10月27日(土)は、ウィーン国立歌劇場のR.シュトラウス<エレクトラ>を観てきました。たった1幕1時間45分の作品で、演出もハーリー・クップファーによるお馴染みの物で(これなら演奏会形式でもいいのでは?という程度の舞台装置ですし)、53回目の上演にもかかわらず立見席までAUS(完売)。Dsc00902_5 やはり主役は、ウィーン国立歌劇場でクリテムネストラとして初登場のアグネス・バルツァでした!

エレクトラといえば、エディップス・コンプレックスの女の子版、エレクトラ・コンプレッスクの語源になったギリシャ悲劇のお姫様。愛する父親を殺した母親のクリテムネストラとその愛人エギストを、弟のオレストの成人を待って、一緒に仇打ちするという、おどろおどろしいストーリー。

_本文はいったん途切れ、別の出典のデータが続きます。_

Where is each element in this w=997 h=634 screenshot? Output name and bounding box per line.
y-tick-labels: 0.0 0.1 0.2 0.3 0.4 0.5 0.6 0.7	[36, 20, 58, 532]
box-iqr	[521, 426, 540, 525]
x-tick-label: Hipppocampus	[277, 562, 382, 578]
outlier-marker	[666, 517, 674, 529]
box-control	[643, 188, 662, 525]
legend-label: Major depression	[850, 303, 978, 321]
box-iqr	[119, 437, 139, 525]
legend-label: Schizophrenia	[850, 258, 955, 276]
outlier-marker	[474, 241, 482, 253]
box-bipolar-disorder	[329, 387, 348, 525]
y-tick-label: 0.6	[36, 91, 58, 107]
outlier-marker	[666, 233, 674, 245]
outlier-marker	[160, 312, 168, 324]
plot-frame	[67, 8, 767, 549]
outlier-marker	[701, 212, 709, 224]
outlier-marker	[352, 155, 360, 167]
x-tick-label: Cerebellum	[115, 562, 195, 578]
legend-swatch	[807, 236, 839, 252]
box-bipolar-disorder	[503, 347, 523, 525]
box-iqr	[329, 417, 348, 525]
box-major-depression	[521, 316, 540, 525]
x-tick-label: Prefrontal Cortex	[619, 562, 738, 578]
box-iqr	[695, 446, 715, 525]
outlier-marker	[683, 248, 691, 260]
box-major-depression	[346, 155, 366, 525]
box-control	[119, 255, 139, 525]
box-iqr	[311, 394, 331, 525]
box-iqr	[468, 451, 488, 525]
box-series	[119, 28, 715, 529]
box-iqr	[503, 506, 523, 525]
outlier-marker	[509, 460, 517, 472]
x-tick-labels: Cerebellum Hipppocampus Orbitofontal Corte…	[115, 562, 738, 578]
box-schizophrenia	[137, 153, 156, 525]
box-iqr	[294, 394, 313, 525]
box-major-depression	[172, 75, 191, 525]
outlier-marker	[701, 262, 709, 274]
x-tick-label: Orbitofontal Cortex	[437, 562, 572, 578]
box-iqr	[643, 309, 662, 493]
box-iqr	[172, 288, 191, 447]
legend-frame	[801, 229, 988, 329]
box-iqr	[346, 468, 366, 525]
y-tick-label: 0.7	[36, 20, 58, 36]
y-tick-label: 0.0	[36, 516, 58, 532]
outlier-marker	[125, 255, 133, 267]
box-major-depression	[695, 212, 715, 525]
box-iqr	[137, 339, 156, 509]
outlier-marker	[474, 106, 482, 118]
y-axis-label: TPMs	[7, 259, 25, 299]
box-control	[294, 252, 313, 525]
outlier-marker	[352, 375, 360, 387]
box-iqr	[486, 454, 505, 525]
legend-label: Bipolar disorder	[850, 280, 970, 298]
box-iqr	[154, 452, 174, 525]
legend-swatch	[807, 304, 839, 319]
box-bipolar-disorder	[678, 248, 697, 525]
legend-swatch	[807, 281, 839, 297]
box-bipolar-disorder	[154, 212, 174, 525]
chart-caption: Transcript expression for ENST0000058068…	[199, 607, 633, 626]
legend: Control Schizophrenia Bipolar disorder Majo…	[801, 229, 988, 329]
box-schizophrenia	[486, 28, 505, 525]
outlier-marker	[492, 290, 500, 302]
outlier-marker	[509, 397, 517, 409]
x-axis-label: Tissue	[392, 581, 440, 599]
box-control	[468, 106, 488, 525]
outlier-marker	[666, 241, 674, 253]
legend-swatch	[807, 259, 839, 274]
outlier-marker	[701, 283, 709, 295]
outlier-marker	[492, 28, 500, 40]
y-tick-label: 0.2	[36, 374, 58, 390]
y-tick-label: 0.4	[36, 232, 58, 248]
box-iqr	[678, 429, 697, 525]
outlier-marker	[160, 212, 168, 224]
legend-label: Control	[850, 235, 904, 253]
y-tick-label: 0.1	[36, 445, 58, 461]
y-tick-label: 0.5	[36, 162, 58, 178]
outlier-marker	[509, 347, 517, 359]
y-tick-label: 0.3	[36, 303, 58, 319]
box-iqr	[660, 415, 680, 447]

タイトル・ロールを歌ったデボラ・ポラスキーのソプラノは、クライマックスまで声量をキープするためか、ややナイーヴ。しかし、さすがに人気歌手。奴隷のコステュームをまとっていても、その美しい容姿と演技力には見惚れるばかり。

クリテムネストラが歌うシーンはエレクトラよりもずっと少なくて、しかも、私の席GALERIE-LINKSの侍従席からはほとんど見えない舞台下手で歌っていたので、姿形は見えずとも・・・やはりバルツァの声の貫禄は違う! あの声が聴けたから満足です。年齢的にはピークを過ぎたバルツァですが、アルト歌手には円熟味が必要なわけですね。

今回の座席は、舞台下手が見えない侍従席ではありましたが、トロンボーン・パートがばっちり見られる場所だったので、9ユーロ投じました。曲もR.シュトラウスで、金管大活躍です。トロンボーンはテナー2本、バス1本、さらにバストランペット。テューバの隣にあるのはチンバッソなのでしょうか。金管低音セクションは、オレスト登場のテーマを受け持ちます。バスのハンス・ストレッカー以外は、顔と名前が一致しない奏者でしたが、テナー2本のところも綺麗に響いていました。

今回、ピットの出入り口の奥がバンダのスペースになっていることを発見しました!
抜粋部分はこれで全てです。